Pod względem podzespołów Nokii 9 bliżej do zeszłorocznych urządzeń, głównie z racji posiadania Snapdragona 845 i Adreno 630. Pamięć RAM też odstaje od tegorocznej konkurencji, bo jedyna opcja to 6 GB wraz z 128 GB pamięci wewnętrznej.
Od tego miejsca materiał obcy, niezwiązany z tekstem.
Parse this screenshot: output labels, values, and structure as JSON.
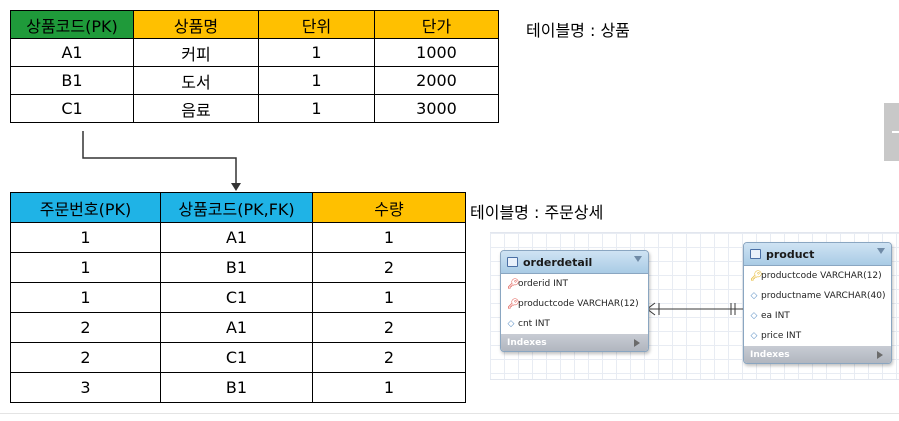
{
  "product_table": {
    "caption": "테이블명 : 상품",
    "headers": [
      "상품코드(PK)",
      "상품명",
      "단위",
      "단가"
    ],
    "header_colors": [
      "#1f9a3a",
      "#ffc000",
      "#ffc000",
      "#ffc000"
    ],
    "rows": [
      [
        "A1",
        "커피",
        "1",
        "1000"
      ],
      [
        "B1",
        "도서",
        "1",
        "2000"
      ],
      [
        "C1",
        "음료",
        "1",
        "3000"
      ]
    ]
  },
  "orderdetail_table": {
    "caption": "테이블명 : 주문상세",
    "headers": [
      "주문번호(PK)",
      "상품코드(PK,FK)",
      "수량"
    ],
    "header_colors": [
      "#1fb3e6",
      "#1fb3e6",
      "#ffc000"
    ],
    "rows": [
      [
        "1",
        "A1",
        "1"
      ],
      [
        "1",
        "B1",
        "2"
      ],
      [
        "1",
        "C1",
        "1"
      ],
      [
        "2",
        "A1",
        "2"
      ],
      [
        "2",
        "C1",
        "2"
      ],
      [
        "3",
        "B1",
        "1"
      ]
    ]
  },
  "er_diagram": {
    "orderdetail": {
      "name": "orderdetail",
      "columns": [
        {
          "text": "orderid INT",
          "icon": "primary-key-icon"
        },
        {
          "text": "productcode VARCHAR(12)",
          "icon": "primary-key-icon"
        },
        {
          "text": "cnt INT",
          "icon": "column-diamond-icon"
        }
      ],
      "indexes_label": "Indexes"
    },
    "product": {
      "name": "product",
      "columns": [
        {
          "text": "productcode VARCHAR(12)",
          "icon": "primary-key-icon"
        },
        {
          "text": "productname VARCHAR(40)",
          "icon": "column-diamond-icon"
        },
        {
          "text": "ea INT",
          "icon": "column-diamond-icon"
        },
        {
          "text": "price INT",
          "icon": "column-diamond-icon"
        }
      ],
      "indexes_label": "Indexes"
    }
  }
}
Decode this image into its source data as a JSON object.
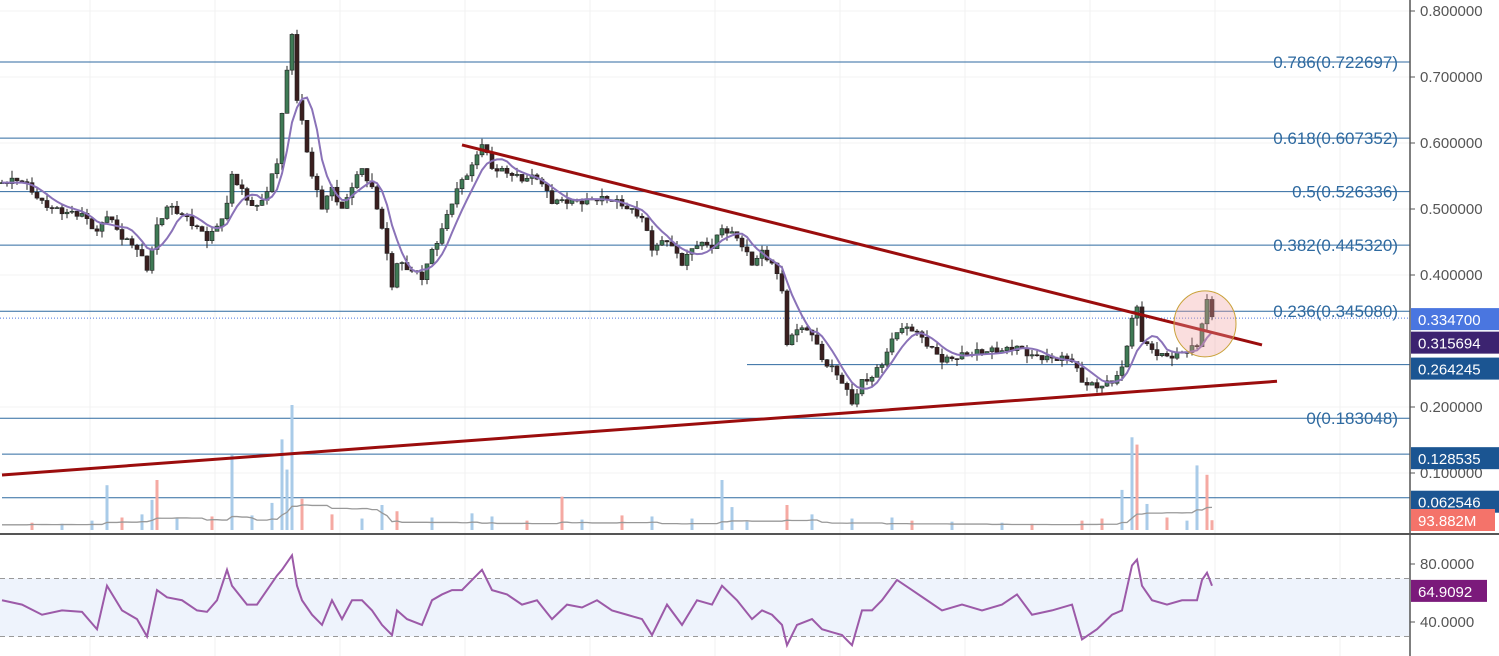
{
  "chart_data": [
    {
      "type": "candlestick",
      "title": "",
      "ylim": [
        0.0,
        0.82
      ],
      "y_ticks": [
        "0.800000",
        "0.700000",
        "0.600000",
        "0.500000",
        "0.400000",
        "0.200000",
        "0.100000"
      ],
      "grid": true,
      "colors": {
        "up": "#3f7a55",
        "down": "#3b1f1f",
        "moving_average": "#8a72b8",
        "fib": "#2f6aa0",
        "trendline": "#9b0d0d"
      },
      "series_close": [
        [
          0,
          0.54
        ],
        [
          4,
          0.54
        ],
        [
          8,
          0.51
        ],
        [
          12,
          0.5
        ],
        [
          16,
          0.49
        ],
        [
          19,
          0.46
        ],
        [
          21,
          0.49
        ],
        [
          24,
          0.46
        ],
        [
          27,
          0.445
        ],
        [
          29,
          0.41
        ],
        [
          31,
          0.47
        ],
        [
          33,
          0.5
        ],
        [
          36,
          0.49
        ],
        [
          39,
          0.475
        ],
        [
          41,
          0.46
        ],
        [
          43,
          0.475
        ],
        [
          45,
          0.505
        ],
        [
          46,
          0.55
        ],
        [
          49,
          0.51
        ],
        [
          51,
          0.5
        ],
        [
          53,
          0.53
        ],
        [
          55,
          0.575
        ],
        [
          56,
          0.65
        ],
        [
          58,
          0.77
        ],
        [
          59,
          0.665
        ],
        [
          60,
          0.63
        ],
        [
          62,
          0.545
        ],
        [
          64,
          0.5
        ],
        [
          66,
          0.53
        ],
        [
          68,
          0.5
        ],
        [
          70,
          0.54
        ],
        [
          72,
          0.565
        ],
        [
          74,
          0.53
        ],
        [
          76,
          0.47
        ],
        [
          78,
          0.38
        ],
        [
          79,
          0.415
        ],
        [
          81,
          0.41
        ],
        [
          84,
          0.4
        ],
        [
          86,
          0.44
        ],
        [
          88,
          0.47
        ],
        [
          90,
          0.51
        ],
        [
          92,
          0.54
        ],
        [
          94,
          0.56
        ],
        [
          96,
          0.6
        ],
        [
          98,
          0.565
        ],
        [
          101,
          0.56
        ],
        [
          104,
          0.545
        ],
        [
          107,
          0.545
        ],
        [
          110,
          0.51
        ],
        [
          113,
          0.515
        ],
        [
          116,
          0.515
        ],
        [
          119,
          0.515
        ],
        [
          122,
          0.51
        ],
        [
          125,
          0.5
        ],
        [
          128,
          0.49
        ],
        [
          130,
          0.445
        ],
        [
          133,
          0.455
        ],
        [
          136,
          0.415
        ],
        [
          139,
          0.445
        ],
        [
          142,
          0.445
        ],
        [
          144,
          0.475
        ],
        [
          147,
          0.46
        ],
        [
          150,
          0.415
        ],
        [
          152,
          0.43
        ],
        [
          154,
          0.415
        ],
        [
          156,
          0.38
        ],
        [
          157,
          0.295
        ],
        [
          159,
          0.325
        ],
        [
          162,
          0.315
        ],
        [
          164,
          0.27
        ],
        [
          166,
          0.255
        ],
        [
          168,
          0.235
        ],
        [
          170,
          0.205
        ],
        [
          172,
          0.24
        ],
        [
          174,
          0.25
        ],
        [
          176,
          0.27
        ],
        [
          179,
          0.315
        ],
        [
          182,
          0.315
        ],
        [
          185,
          0.295
        ],
        [
          188,
          0.275
        ],
        [
          192,
          0.28
        ],
        [
          196,
          0.28
        ],
        [
          200,
          0.285
        ],
        [
          203,
          0.295
        ],
        [
          206,
          0.28
        ],
        [
          210,
          0.27
        ],
        [
          214,
          0.27
        ],
        [
          216,
          0.24
        ],
        [
          219,
          0.235
        ],
        [
          222,
          0.24
        ],
        [
          224,
          0.255
        ],
        [
          226,
          0.33
        ],
        [
          227,
          0.345
        ],
        [
          228,
          0.3
        ],
        [
          230,
          0.285
        ],
        [
          233,
          0.28
        ],
        [
          236,
          0.285
        ],
        [
          239,
          0.29
        ],
        [
          240,
          0.325
        ],
        [
          241,
          0.355
        ],
        [
          242,
          0.335
        ]
      ],
      "fib_levels": [
        {
          "ratio": "0.786",
          "price": 0.722697,
          "label": "0.786(0.722697)"
        },
        {
          "ratio": "0.618",
          "price": 0.607352,
          "label": "0.618(0.607352)"
        },
        {
          "ratio": "0.5",
          "price": 0.526336,
          "label": "0.5(0.526336)"
        },
        {
          "ratio": "0.382",
          "price": 0.44532,
          "label": "0.382(0.445320)"
        },
        {
          "ratio": "0.236",
          "price": 0.34508,
          "label": "0.236(0.345080)"
        },
        {
          "ratio": "0",
          "price": 0.183048,
          "label": "0(0.183048)"
        }
      ],
      "horizontal_levels": [
        {
          "price": 0.264245,
          "label": "0.264245",
          "from_bar": 149
        },
        {
          "price": 0.128535,
          "label": "0.128535",
          "from_bar": 0
        },
        {
          "price": 0.062546,
          "label": "0.062546",
          "from_bar": 0
        }
      ],
      "trendlines": [
        {
          "name": "resistance",
          "from": [
            92,
            0.597
          ],
          "to": [
            252,
            0.294
          ]
        },
        {
          "name": "support",
          "from": [
            0,
            0.097
          ],
          "to": [
            255,
            0.239
          ]
        }
      ],
      "highlight_circle": {
        "bar": 240.6,
        "price": 0.326
      },
      "last_price": {
        "label": "0.334700",
        "price": 0.3347,
        "color": "#4a76e0"
      },
      "moving_average_value": {
        "label": "0.315694",
        "price": 0.315694,
        "color": "#3c2370"
      }
    },
    {
      "type": "bar",
      "name_shown": "",
      "unit": "M",
      "current_label": "93.882M",
      "current_color": "#f4736a",
      "colors": {
        "up": "#a9cbe8",
        "down": "#f5a9a2",
        "ma": "#999999"
      },
      "values": [
        [
          6,
          70,
          "down"
        ],
        [
          12,
          60,
          "up"
        ],
        [
          18,
          90,
          "up"
        ],
        [
          21,
          430,
          "up"
        ],
        [
          24,
          120,
          "down"
        ],
        [
          28,
          150,
          "up"
        ],
        [
          30,
          290,
          "up"
        ],
        [
          31,
          480,
          "down"
        ],
        [
          35,
          110,
          "up"
        ],
        [
          42,
          130,
          "down"
        ],
        [
          46,
          720,
          "up"
        ],
        [
          50,
          140,
          "up"
        ],
        [
          54,
          260,
          "up"
        ],
        [
          56,
          870,
          "up"
        ],
        [
          57,
          580,
          "up"
        ],
        [
          58,
          1200,
          "up"
        ],
        [
          60,
          300,
          "down"
        ],
        [
          66,
          150,
          "down"
        ],
        [
          72,
          110,
          "up"
        ],
        [
          76,
          240,
          "up"
        ],
        [
          79,
          180,
          "down"
        ],
        [
          86,
          120,
          "up"
        ],
        [
          94,
          160,
          "up"
        ],
        [
          98,
          130,
          "up"
        ],
        [
          105,
          90,
          "down"
        ],
        [
          112,
          320,
          "down"
        ],
        [
          116,
          100,
          "up"
        ],
        [
          124,
          140,
          "down"
        ],
        [
          130,
          130,
          "up"
        ],
        [
          138,
          110,
          "up"
        ],
        [
          144,
          480,
          "up"
        ],
        [
          146,
          220,
          "up"
        ],
        [
          149,
          80,
          "up"
        ],
        [
          157,
          240,
          "down"
        ],
        [
          162,
          150,
          "up"
        ],
        [
          170,
          110,
          "up"
        ],
        [
          178,
          120,
          "up"
        ],
        [
          182,
          90,
          "down"
        ],
        [
          190,
          80,
          "up"
        ],
        [
          200,
          70,
          "up"
        ],
        [
          206,
          60,
          "down"
        ],
        [
          216,
          90,
          "down"
        ],
        [
          220,
          110,
          "down"
        ],
        [
          224,
          385,
          "up"
        ],
        [
          226,
          890,
          "up"
        ],
        [
          227,
          820,
          "down"
        ],
        [
          229,
          250,
          "up"
        ],
        [
          233,
          120,
          "down"
        ],
        [
          237,
          90,
          "up"
        ],
        [
          239,
          620,
          "up"
        ],
        [
          241,
          530,
          "down"
        ],
        [
          242,
          94,
          "down"
        ]
      ]
    },
    {
      "type": "line",
      "name_shown": "",
      "ylim": [
        20,
        100
      ],
      "y_ticks": [
        "80.0000",
        "40.0000"
      ],
      "bands": [
        30,
        70
      ],
      "color": "#9c5aa8",
      "current_label": "64.9092",
      "current_color": "#7b1a7b",
      "values": [
        [
          0,
          55
        ],
        [
          4,
          52
        ],
        [
          8,
          45
        ],
        [
          12,
          48
        ],
        [
          16,
          47
        ],
        [
          19,
          35
        ],
        [
          21,
          65
        ],
        [
          24,
          48
        ],
        [
          27,
          42
        ],
        [
          29,
          30
        ],
        [
          31,
          62
        ],
        [
          33,
          57
        ],
        [
          36,
          55
        ],
        [
          39,
          48
        ],
        [
          41,
          47
        ],
        [
          43,
          55
        ],
        [
          45,
          76
        ],
        [
          46,
          65
        ],
        [
          49,
          52
        ],
        [
          51,
          52
        ],
        [
          53,
          62
        ],
        [
          55,
          72
        ],
        [
          56,
          76
        ],
        [
          58,
          86
        ],
        [
          59,
          65
        ],
        [
          60,
          55
        ],
        [
          62,
          45
        ],
        [
          64,
          38
        ],
        [
          66,
          55
        ],
        [
          68,
          42
        ],
        [
          70,
          55
        ],
        [
          72,
          55
        ],
        [
          74,
          48
        ],
        [
          76,
          38
        ],
        [
          78,
          31
        ],
        [
          79,
          48
        ],
        [
          81,
          42
        ],
        [
          84,
          38
        ],
        [
          86,
          55
        ],
        [
          88,
          59
        ],
        [
          90,
          62
        ],
        [
          92,
          62
        ],
        [
          94,
          69
        ],
        [
          96,
          76
        ],
        [
          98,
          62
        ],
        [
          101,
          59
        ],
        [
          104,
          52
        ],
        [
          107,
          55
        ],
        [
          110,
          42
        ],
        [
          113,
          52
        ],
        [
          116,
          50
        ],
        [
          119,
          55
        ],
        [
          122,
          48
        ],
        [
          125,
          45
        ],
        [
          128,
          42
        ],
        [
          130,
          31
        ],
        [
          133,
          52
        ],
        [
          136,
          38
        ],
        [
          139,
          55
        ],
        [
          142,
          52
        ],
        [
          144,
          65
        ],
        [
          147,
          55
        ],
        [
          150,
          42
        ],
        [
          152,
          48
        ],
        [
          154,
          45
        ],
        [
          156,
          38
        ],
        [
          157,
          24
        ],
        [
          159,
          38
        ],
        [
          162,
          42
        ],
        [
          164,
          35
        ],
        [
          166,
          33
        ],
        [
          168,
          31
        ],
        [
          170,
          24
        ],
        [
          172,
          48
        ],
        [
          174,
          48
        ],
        [
          176,
          55
        ],
        [
          179,
          69
        ],
        [
          182,
          62
        ],
        [
          185,
          55
        ],
        [
          188,
          48
        ],
        [
          192,
          52
        ],
        [
          196,
          48
        ],
        [
          200,
          52
        ],
        [
          203,
          59
        ],
        [
          206,
          45
        ],
        [
          210,
          48
        ],
        [
          214,
          52
        ],
        [
          216,
          28
        ],
        [
          219,
          35
        ],
        [
          222,
          45
        ],
        [
          224,
          48
        ],
        [
          226,
          79
        ],
        [
          227,
          83
        ],
        [
          228,
          65
        ],
        [
          230,
          55
        ],
        [
          233,
          52
        ],
        [
          236,
          55
        ],
        [
          239,
          55
        ],
        [
          240,
          69
        ],
        [
          241,
          74
        ],
        [
          242,
          65
        ]
      ]
    }
  ]
}
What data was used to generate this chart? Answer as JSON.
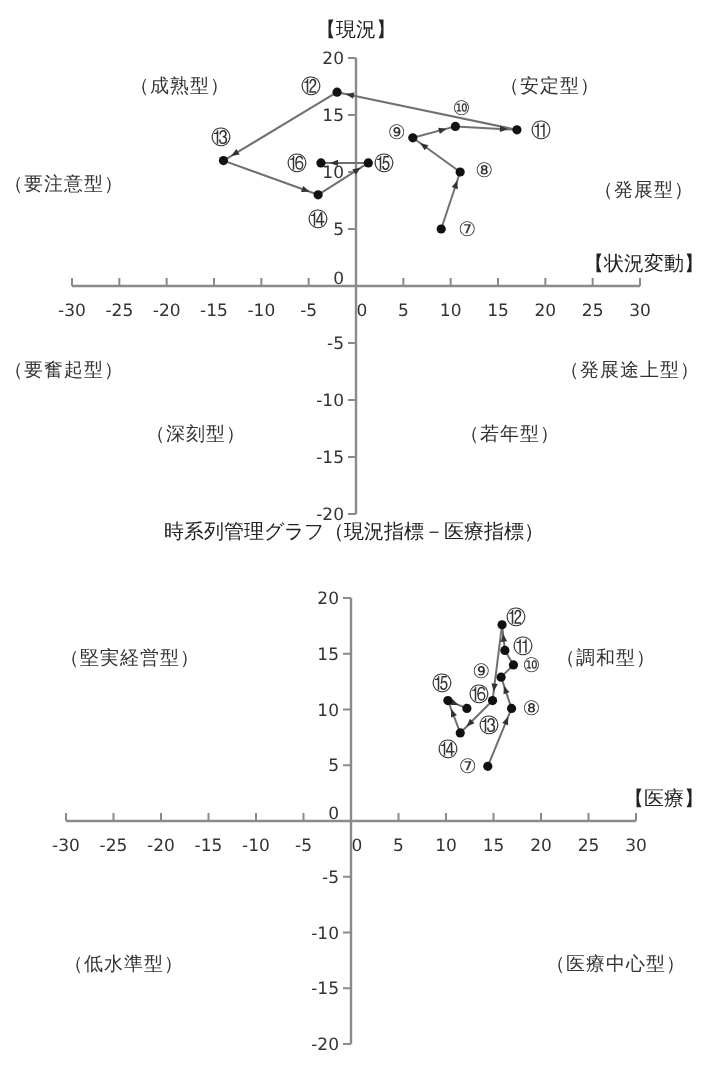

Wynika to z długiego okresu dopracowywania przetwornika obrazu, tak aby wyciągnąć jak najwięcej z aparatu. Bateria ma pojemność 3320 mAh.

 

 

Kluczowy element to oczywiście tylny aparat. Podejście HMD Global jest jednak inne niż konkurencji. W 9 PureView zamontowano 5 obiektywów i wszystkie mają 12 MPx i przysłonę f/1.8. Dwa z nich rejestrują obraz RGB, a trzy obraz monochromatyczny. Dodatkowo do skanowania obrazu w 3D zamontowano sensor ToF. Takie podejście ma zapewnić niespotykaną dotąd głębię zdjęć, ponieważ każdy obiektyw robi ujęcie pod innym kątem. Kolejną cechą jest bardzo duża rozpiętość tonalna, będąca na poziomie prawdziwych aparatów. Redakcje, które miały okazję testować nową Nokię twierdzą, że ciężko na pierwszy rzut oka rozróżnić czy zdjęcie pochodzi z lustrzanki czy z omawianego smartfona. Zapowiada się nowy król mobilnej fotografii. Poniżej możecie znaleźć przykładowe ujęcie:

 

 

Warto też wspomnieć o sugerowanej cenie wynoszącej zaledwie 699$. Oznacza to, że w Polsce nowa Nokia powinna kosztować około 3000 złotych. Wydaje się to być niewygórowana cena za smartfon z tak dobrym aparatem i specyfikacją na poziomie flagowców z 2018 roku.